HALIFAX - Graham Greene can remember standing in the brisk waters of an east coast river a decade ago and reeling in one of many wild Atlantic salmon.
He now says that memory stands in stark contrast to an angling experience in Quebec last June at the height of the salmon fishing season.
Over seven days, the Halifax businessman says he saw seven of the prized fish.
"The fish are not there," he said from his fly and tackle shop, explaining that he used to hook and release two to three fish a day.
"But when you go and fish and you don't even see a fish, it's pretty disappointing. It's hard because we're very passionate about it and we'd like to be able to continuing doing it."
That message is a common refrain among anglers, conservationists and scientists, who say wild Atlantic salmon populations are at historic lows and may not recover if fishing practices don't change.

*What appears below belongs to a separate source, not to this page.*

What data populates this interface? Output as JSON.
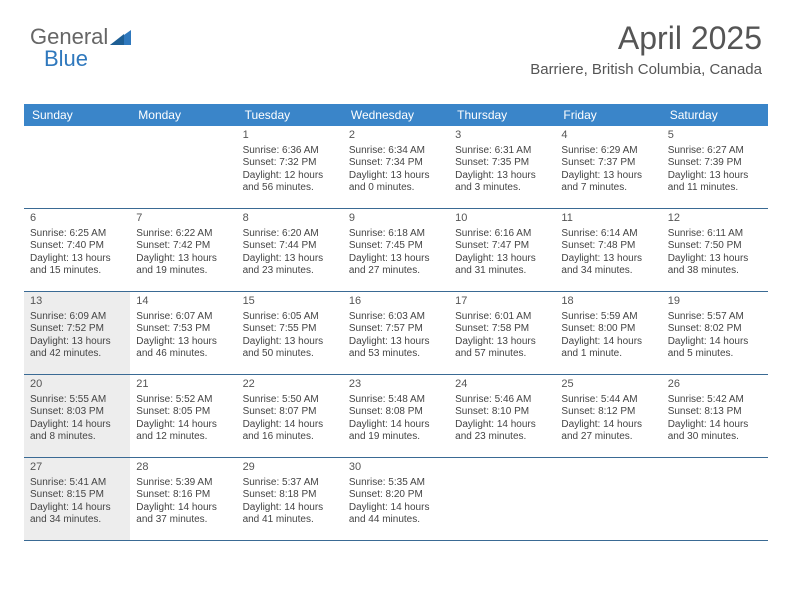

It will be the focus of talks next week at a critical meeting of the North Atlantic Salmon Conservation Organization, which will try to negotiate quotas for member nations including Canada, the U.S. and the European Union.

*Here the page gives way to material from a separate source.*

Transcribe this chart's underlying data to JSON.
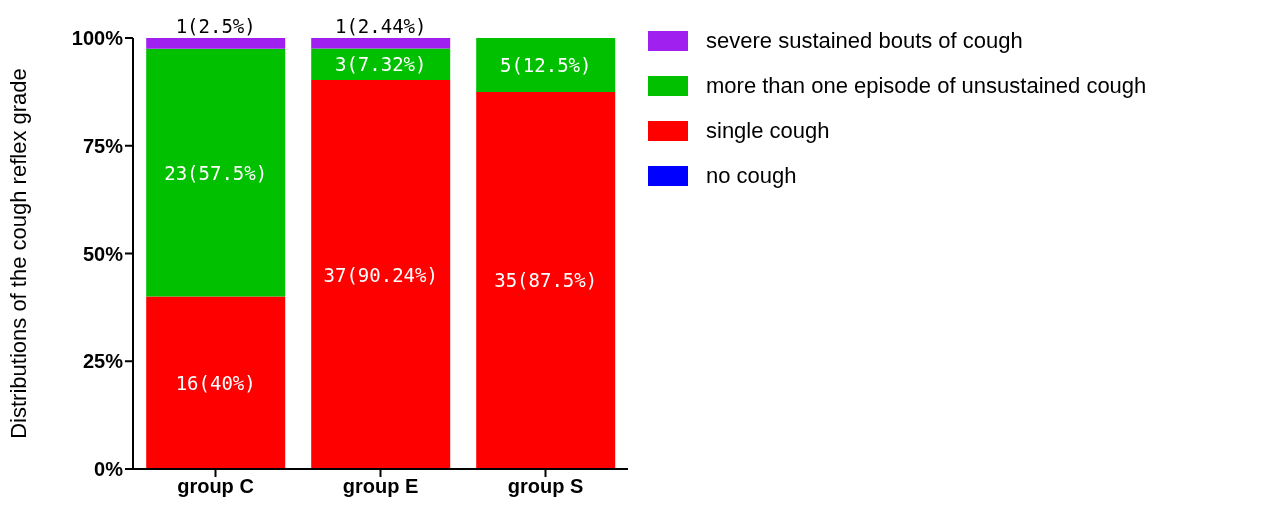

Some are calling on Greenland to scrap its commercial factory salmon fishery as part of a multinational effort to protect the stock that migrates north to feeding grounds off its west coast from rivers in Canada, the States and other countries.

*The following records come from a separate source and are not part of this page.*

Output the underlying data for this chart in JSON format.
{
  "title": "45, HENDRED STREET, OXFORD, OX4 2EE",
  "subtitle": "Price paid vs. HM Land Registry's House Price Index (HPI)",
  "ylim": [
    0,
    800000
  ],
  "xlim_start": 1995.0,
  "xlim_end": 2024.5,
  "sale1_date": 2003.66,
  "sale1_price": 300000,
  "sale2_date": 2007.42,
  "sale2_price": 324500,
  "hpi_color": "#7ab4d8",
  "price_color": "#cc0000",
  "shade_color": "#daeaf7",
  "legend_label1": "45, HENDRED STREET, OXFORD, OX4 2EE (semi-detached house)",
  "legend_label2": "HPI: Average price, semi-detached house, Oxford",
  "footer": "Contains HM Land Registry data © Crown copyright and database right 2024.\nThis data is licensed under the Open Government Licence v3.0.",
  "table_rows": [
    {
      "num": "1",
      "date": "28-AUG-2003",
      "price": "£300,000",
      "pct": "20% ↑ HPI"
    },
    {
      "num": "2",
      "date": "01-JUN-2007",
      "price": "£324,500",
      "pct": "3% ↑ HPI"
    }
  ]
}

The Atlantic Salmon Federation released figures Wednesday indicating that Greenland caught 63 per cent of a certain type of salmon that spent two winters off its coast, while Canada harvested 35 per cent of them.
Greenland expanded its kill of wild Atlantic salmon to 58 tonnes last year from 47 tonnes in 2013, a level conservationists say far exceeds sustainability for the species.
Sue Scott of the federation said if Greenland doesn't reduce its take or delay the fishing season, the wild salmon population will continue its steady slide, further diminishing a supply of fish the country says it needs to feed its people.
"Greenland will continue to kill a lot of North American salmon on its feeding grounds, so it will spiral down," she said before heading to Labrador for the meeting Tuesday.
"The point is, that may be true and it's important to be fed but we're getting down to fighting over the last salmon and then nobody will be the victors."
Scott points to the stock depletion in New Brunswick's Miramichi River as a sign of the problem, saying it once produced 20 per cent of the country's salmon and now is in "crisis."
The federation says data from the International Council for the Exploration of the Sea shows the number of larger salmon in North America last year dropped 13 per cent from the previous year.
It found salmon returns were near record lows for Quebec, the Gulf of St. Lawrence, Scotia-Fundy and the U.S.
Scott said she hopes Greenland will follow Canada's lead in restricting the salmon catch. The Fisheries Department took the rare step last month of prohibiting the retention of any wild salmon in the Maritimes after rivers were found to have very low returns of fish.
A ministerial committee is also due to come up with recommendations this summer on how to conserve the species.
Carole Saindon, a Fisheries spokeswoman, said in an email that the department is working with Greenland to come up with a new regulatory measure for the fishery and wants the catch reduced.
"Canada remains highly concerned over the increasing removals of wild Atlantic salmon off west Greenland, which Canada considers go beyond subsistence and into the commercial realm," she said.
Katrine Kaergaard with Greenland's ministry of fisheries said it has reduced its salmon fishery for more than 20 years, but the stock shows no sign of improving.
She said that suggest other factors, such as aquaculture, climate change and predators, are causing stock declines.
"Greenland has made compromises and sacrifices for many years and will continue to seek out co-operation within NASCO," she said in an email.